Tanıtımın akabinde açıklamalarda bulunan Mehmet Kalyoncu, “Ülkemizde son devirlerde çok kıymetli bir problem olan konut kiraları sorununa özel bölüm olarak vicdani bir bakış açısıyla, toplumsal olarak yaklaşarak bir tahlil önerisi geliştirdik GYODER Yeni Konut Modeli olarak isimlendirdiğimiz bu modelimizde kiraların daha düşük bir halde olduğu konutları nasıl üretirizle ilgili bir model ortaya koyuyoruz. Bunun özel kesim dinamiklerine uygun, finanse edilebilir, mevzuatlara da uygun ve günün sonunda halkımızın sorununu çözen bir model olmasını umut ediyoruz. Modelin baz aldığı bir fikir var ve bu fikir yerin maliyet olarak konut geliştirmede artık sıfırlanması. Konut geliştirme maliyetlerinin yüzde 50’si arsa. Biz maliyeti yarıya düşürdüğümüz vakit aslında kiraları da önemli manada düşürmenin yolunu açıyoruz” dedi.

KENTSEL DÖNÜŞÜMÜ DE HIZLANDIRACAK

Kalyoncu, “Bunun finansman tarafında vakte yayılı bir finansman ortaya koyabilmek. Uzun vadeli bir finansman oluşturabilmek. Satmaya yönelik konut yaparsanız siz 3 ila 5 yıl içinde o işi bitirmeniz gerekir. Bunu biz 10 yıllara, 15 yıllara uzatabilirsek bu sefer buradaki finansal yükü, diyelim ki bin konut üretiliyor. Bunun 1 yılda karşılanması senede bin konutluk maliyet oluştururken, 10 yıla bölersek 100 konutluk bir maliyete düşer. Bu sefer tıpkı bütçeyle 10 kat husus üretebiliriz. Bunun regülasyonuyla ilgili de nitekim bu yüzde 50’lik arsa maliyetinin çıkmasıyla birlikte yatırım, üretim maliyetinin düşmesinin ucuz bir kira sayısına bağlanmasının da kurgusunu aslında Türkiye’de yıllarca uygulanmış kamu özel iş birliği modeliyle mümkün olduğunu ortaya koyduk. Bilhassa İstanbul’da kentsel dönüşümün çok acil bir muhtaçlık olarak bizi beklediği gerçeğini de düşünürsek, ki kentsel dönüşümün de aslında rezerv kiralık konut stokuyla süratli bir formda hareket edebileceğini biliyoruz. O açıdan süratlice kiralık konutların olması aslında kentsel dönüşümü hızlandıracak ve zelzeleye daha hazır bir İstanbul olmasını sağlayacak. Hem kentsel dönüşüm için stok oluştururuz, hem de kiraları düşürürüz” tabirlerini kullandı.

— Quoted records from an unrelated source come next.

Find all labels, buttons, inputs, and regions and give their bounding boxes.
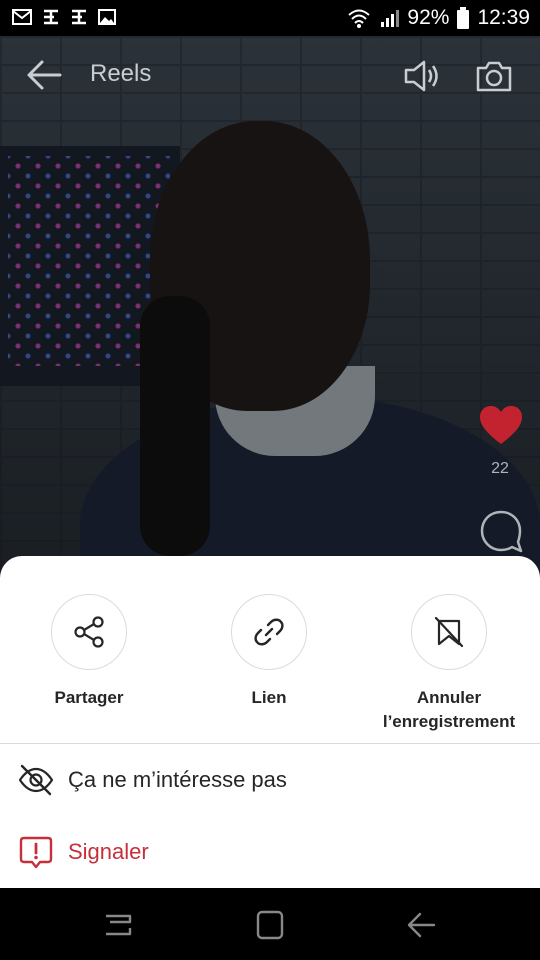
- reel-video[interactable]: [0, 36, 540, 596]
- eye-crossed-icon: [18, 764, 54, 796]
- options-sheet: Partager Lien Annuler l’enregistrement Ç…: [0, 556, 540, 888]
- arrow-left-icon: [27, 60, 62, 90]
- back-button[interactable]: [24, 58, 64, 92]
- link-button[interactable]: [231, 594, 307, 670]
- home-button[interactable]: [252, 908, 292, 942]
- comment-icon: [480, 510, 523, 553]
- link-label: Lien: [251, 688, 287, 707]
- system-navigation-bar: [0, 888, 540, 960]
- like-count: 22: [491, 460, 509, 477]
- unsave-button[interactable]: [411, 594, 487, 670]
- comment-button[interactable]: [478, 508, 524, 554]
- status-bar: 92% 12:39: [0, 0, 540, 36]
- link-action[interactable]: Lien: [189, 594, 349, 710]
- report-label: Signaler: [68, 839, 149, 864]
- overlay-dim: [0, 36, 540, 596]
- camera-icon: [476, 61, 512, 92]
- battery-percentage: 92%: [407, 6, 450, 29]
- report-option[interactable]: Signaler: [18, 832, 149, 872]
- home-icon: [256, 910, 284, 940]
- recent-apps-icon: [106, 914, 132, 936]
- battery-icon: [457, 7, 470, 29]
- not-interested-option[interactable]: Ça ne m’intéresse pas: [18, 760, 287, 800]
- heart-icon: [480, 406, 522, 444]
- share-button[interactable]: [51, 594, 127, 670]
- page-title: Reels: [90, 60, 152, 87]
- back-arrow-icon: [407, 912, 436, 938]
- divider: [0, 743, 540, 744]
- reels-header: Reels: [0, 36, 540, 116]
- like-button[interactable]: [478, 404, 524, 446]
- unsave-action[interactable]: Annuler l’enregistrement: [369, 594, 529, 734]
- link-icon: [254, 618, 284, 646]
- unsave-label: Annuler l’enregistrement: [382, 688, 516, 731]
- notification-app-icon: [72, 9, 86, 25]
- camera-button[interactable]: [474, 58, 514, 94]
- share-action[interactable]: Partager: [9, 594, 169, 710]
- notification-icons: [12, 8, 116, 26]
- notification-app-icon: [44, 9, 58, 25]
- gmail-icon: [12, 9, 32, 25]
- image-icon: [98, 9, 116, 25]
- system-back-button[interactable]: [404, 908, 444, 942]
- wifi-icon: [348, 9, 371, 28]
- report-icon: [19, 836, 53, 869]
- speaker-icon: [404, 60, 438, 92]
- sound-toggle-button[interactable]: [402, 58, 442, 94]
- recent-apps-button[interactable]: [100, 908, 140, 942]
- not-interested-label: Ça ne m’intéresse pas: [68, 767, 287, 792]
- bookmark-remove-icon: [434, 616, 464, 648]
- share-icon: [74, 616, 104, 648]
- share-label: Partager: [54, 688, 124, 707]
- signal-icon: [381, 10, 400, 27]
- clock: 12:39: [477, 6, 530, 29]
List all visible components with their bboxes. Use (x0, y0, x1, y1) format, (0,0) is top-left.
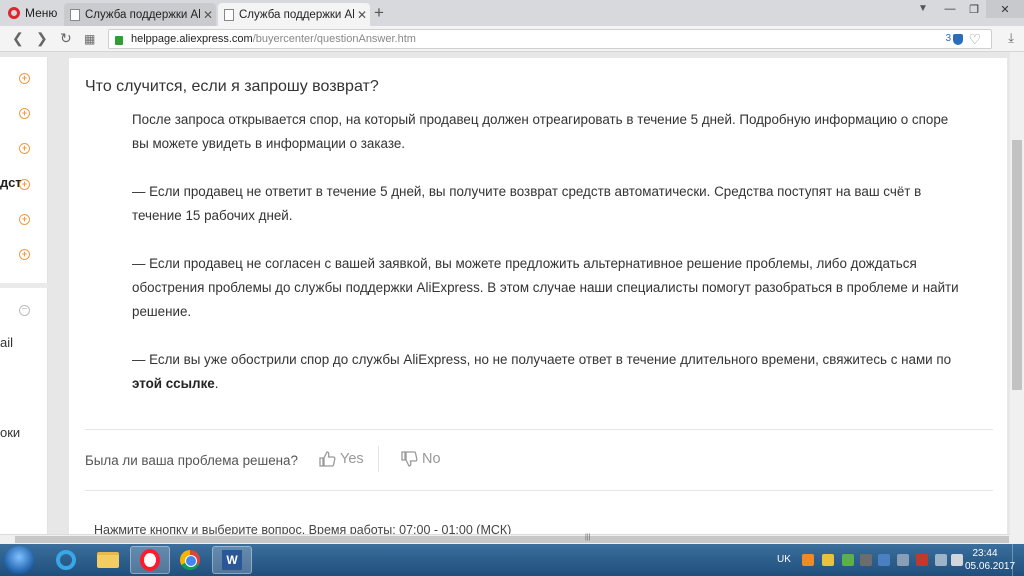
opera-icon (140, 549, 160, 571)
divider (85, 490, 993, 491)
tray-network-icon[interactable] (935, 554, 947, 566)
vertical-scroll-thumb[interactable] (1012, 140, 1022, 390)
divider (85, 429, 993, 430)
tab-close-icon[interactable]: ✕ (354, 8, 370, 22)
answer-text: . (214, 376, 219, 391)
tab-label: Служба поддержки AliExpress (239, 8, 354, 21)
yes-button[interactable]: Yes (318, 450, 364, 468)
collapse-minus-icon[interactable]: − (19, 305, 30, 316)
windows-taskbar: W UK 23:44 05.06.2017 (0, 544, 1024, 576)
expand-plus-icon[interactable]: + (19, 179, 30, 190)
tab-menu-icon[interactable]: ▼ (918, 3, 928, 14)
folder-icon (97, 552, 119, 568)
tab-aliexpress-support-1[interactable]: Служба поддержки AliExpress ✕ (64, 3, 216, 26)
tab-label: Служба поддержки AliExpress (85, 8, 200, 21)
menu-label: Меню (25, 6, 58, 20)
page-viewport: + + + дст + + + − ail оки Что случится, … (0, 52, 1024, 544)
tray-network-icon[interactable] (916, 554, 928, 566)
window-controls: — ❐ ✕ (938, 0, 1024, 20)
answer-paragraph: — Если продавец не согласен с вашей заяв… (132, 256, 959, 319)
clock[interactable]: 23:44 05.06.2017 (965, 547, 1016, 573)
adblock-count: 3 (945, 33, 951, 44)
navigation-bar: ❮ ❯ ↻ ▦ helppage.aliexpress.com /buyerce… (0, 26, 1024, 52)
category-sidebar: + + + дст + + + − ail оки (0, 57, 48, 544)
tray-app-icon[interactable] (860, 554, 872, 566)
page-favicon-icon (224, 8, 234, 21)
opera-menu-button[interactable]: Меню (0, 0, 60, 26)
lock-icon (115, 35, 123, 45)
expand-plus-icon[interactable]: + (19, 214, 30, 225)
horizontal-scroll-thumb[interactable]: ||| (15, 534, 1009, 543)
taskbar-explorer[interactable] (88, 546, 128, 574)
taskbar-chrome[interactable] (170, 546, 210, 574)
taskbar-word[interactable]: W (212, 546, 252, 574)
expand-plus-icon[interactable]: + (19, 143, 30, 154)
no-button[interactable]: No (400, 450, 441, 468)
tab-aliexpress-support-2[interactable]: Служба поддержки AliExpress ✕ (218, 3, 370, 26)
reload-icon[interactable]: ↻ (60, 30, 72, 47)
tray-app-icon[interactable] (802, 554, 814, 566)
expand-plus-icon[interactable]: + (19, 249, 30, 260)
expand-plus-icon[interactable]: + (19, 73, 30, 84)
close-window-button[interactable]: ✕ (986, 0, 1024, 18)
tray-volume-icon[interactable] (951, 554, 963, 566)
tray-app-icon[interactable] (878, 554, 890, 566)
chrome-icon (180, 550, 200, 570)
maximize-button[interactable]: ❐ (962, 0, 986, 18)
page-favicon-icon (70, 8, 80, 21)
word-icon: W (222, 550, 242, 570)
start-button[interactable] (4, 546, 34, 574)
answer-paragraph: — Если вы уже обострили спор до службы A… (132, 348, 962, 396)
sidebar-item-fragment[interactable]: ail (0, 335, 13, 350)
contact-link[interactable]: этой ссылке (132, 376, 215, 391)
answer-paragraph: После запроса открывается спор, на котор… (132, 112, 949, 151)
minimize-button[interactable]: — (938, 0, 962, 18)
thumbs-down-icon (401, 451, 418, 467)
no-label: No (422, 451, 441, 467)
download-icon[interactable]: ⤓ (1008, 30, 1014, 46)
horizontal-scrollbar[interactable]: ||| (0, 534, 1010, 544)
forward-icon[interactable]: ❯ (36, 30, 48, 47)
answer-text: — Если вы уже обострили спор до службы A… (132, 352, 952, 367)
scroll-grip-icon: ||| (585, 534, 591, 541)
thumbs-up-icon (319, 451, 336, 467)
url-path: /buyercenter/questionAnswer.htm (252, 33, 416, 45)
url-host: helppage.aliexpress.com (131, 33, 253, 45)
shield-icon[interactable] (953, 34, 963, 45)
answer-paragraph: — Если продавец не ответит в течение 5 д… (132, 184, 922, 223)
new-tab-button[interactable]: + (374, 3, 384, 23)
taskbar-opera[interactable] (130, 546, 170, 574)
address-field[interactable]: helppage.aliexpress.com /buyercenter/que… (108, 29, 992, 49)
answer-body: После запроса открывается спор, на котор… (132, 108, 962, 420)
answer-panel: Что случится, если я запрошу возврат? По… (69, 58, 1007, 544)
tray-app-icon[interactable] (822, 554, 834, 566)
feedback-separator (378, 446, 379, 472)
back-icon[interactable]: ❮ (12, 30, 24, 47)
internet-explorer-icon (56, 550, 76, 570)
feedback-question: Была ли ваша проблема решена? (85, 453, 298, 468)
language-indicator[interactable]: UK (777, 554, 791, 565)
tab-close-icon[interactable]: ✕ (200, 8, 216, 22)
heart-icon[interactable]: ♡ (968, 31, 981, 48)
speed-dial-icon[interactable]: ▦ (84, 32, 95, 46)
tab-bar: Меню Служба поддержки AliExpress ✕ Служб… (0, 0, 1024, 26)
expand-plus-icon[interactable]: + (19, 108, 30, 119)
sidebar-item-fragment[interactable]: оки (0, 425, 20, 440)
yes-label: Yes (340, 451, 364, 467)
clock-time: 23:44 (972, 548, 998, 559)
tray-app-icon[interactable] (842, 554, 854, 566)
tray-flag-icon[interactable] (897, 554, 909, 566)
clock-date: 05.06.2017 (965, 561, 1016, 572)
taskbar-internet-explorer[interactable] (46, 546, 86, 574)
show-desktop-button[interactable] (1012, 544, 1024, 576)
sidebar-divider (0, 283, 48, 288)
vertical-scrollbar[interactable] (1010, 52, 1024, 544)
question-title: Что случится, если я запрошу возврат? (85, 78, 379, 95)
opera-logo-icon (8, 7, 20, 19)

HANE GELİRİNİN YÜZDE 30 BANTLARINDA KİRA RAKAMI

Kalyoncu, “Kamu kuruluşları, belediyeler, mahallî idareler, kamu iktisadi teşekkülleri olabilir. Bu kuruluşların bu modele uygun bir yeri olduğu noktada bunun ucuz kiralık konut üretmek için tasarrufta bulunulmasıyla ilgili bir yol haritası paylaşıyoruz. Bu yıl sonuna kadar umarız en azından yeri belirli ve önümüzdeki sene itibariyle üretimin başladığı bir takvimi hedefliyoruz. GYODER Yeni Konut Modeli’nde devlet düzenleyici ve kural koyucu. Kiracıyla kiraya veren ortasındaki alakayı fakat şöyle tanzim edebiliyor. Bu cins erişilebilir kiralık konutlar şu şu şu kritere haiz şahıslar için üretilebilir. Onun dışında kiracının kirasını ödemesi yahut kiraya verenin kirasını toplamasıyla ilgili bir müdahalesinin biz olması gerektiğini düşünmüyoruz. Hür piyasa dinamiklerince yaşayan bir sürdürülebilir sistem olması gerektiğini düşünüyoruz. Erişilebilir kiralar olduğu için kiracılık hakkının kimsenin kaybetmek istemeyeceğini düşünüyoruz o yüzden kira ödemenin aksatılmasını mümkün görmüyoruz. Hane halkı gelirinin yüzde 30 yüzde 40 bantlarında bir kira sayısı tespit edildiği için esasen ödenebilir kira olduğundan bir tahsilat riskinin olduğunu düşünmüyoruz. Bu yüzde 30 yüzde 40 şu açıdan da kıymetli. Kentsel refah düzeyiyle birlikte toplumsal refah düzeyini yükseltmenin bir sistemi aslında. Yüzde 30’a indiğinde kiraya ayrılan bütçe geriye kalan bir yüzde 20, yüzde 30 boşa çıkıyor. Bu boşluğu çocuğunun eğitimi için, kendi gereksinimleri için, kültür sanat için, tatil için, hayat standardını yükseltecek öteki ögeler içi harcayabilir hale geliyor halkımız. Yeni konut modeli zelzele riski yüksek olan İstanbul bölgeleri muhakkak. Avrupa yahut Anadolu yakasında güneye yakın yerler. Oradaki kentsel dönüşüm rezerv konut muhtaçlığını çözecek bir öge olabilir. O yüzden oralara yakın yerler olursa bunun toplumsal tesiri çok daha yüksek olur. Oradaki yerlerin bir envanterinin çıkarılması, bu envantere nazaran orada arsa sahipliği durumunun belirlenmesi, o kurumlarla irtibata geçmek üzere bir adım atabiliriz. Bunun dışında o arsa sahipleri de bu modeli kullanmak istemekle ilgili bir inisiyatifte bulunurlarsa derneğimizle bir iş birliği yapabilirler” diye konuştu.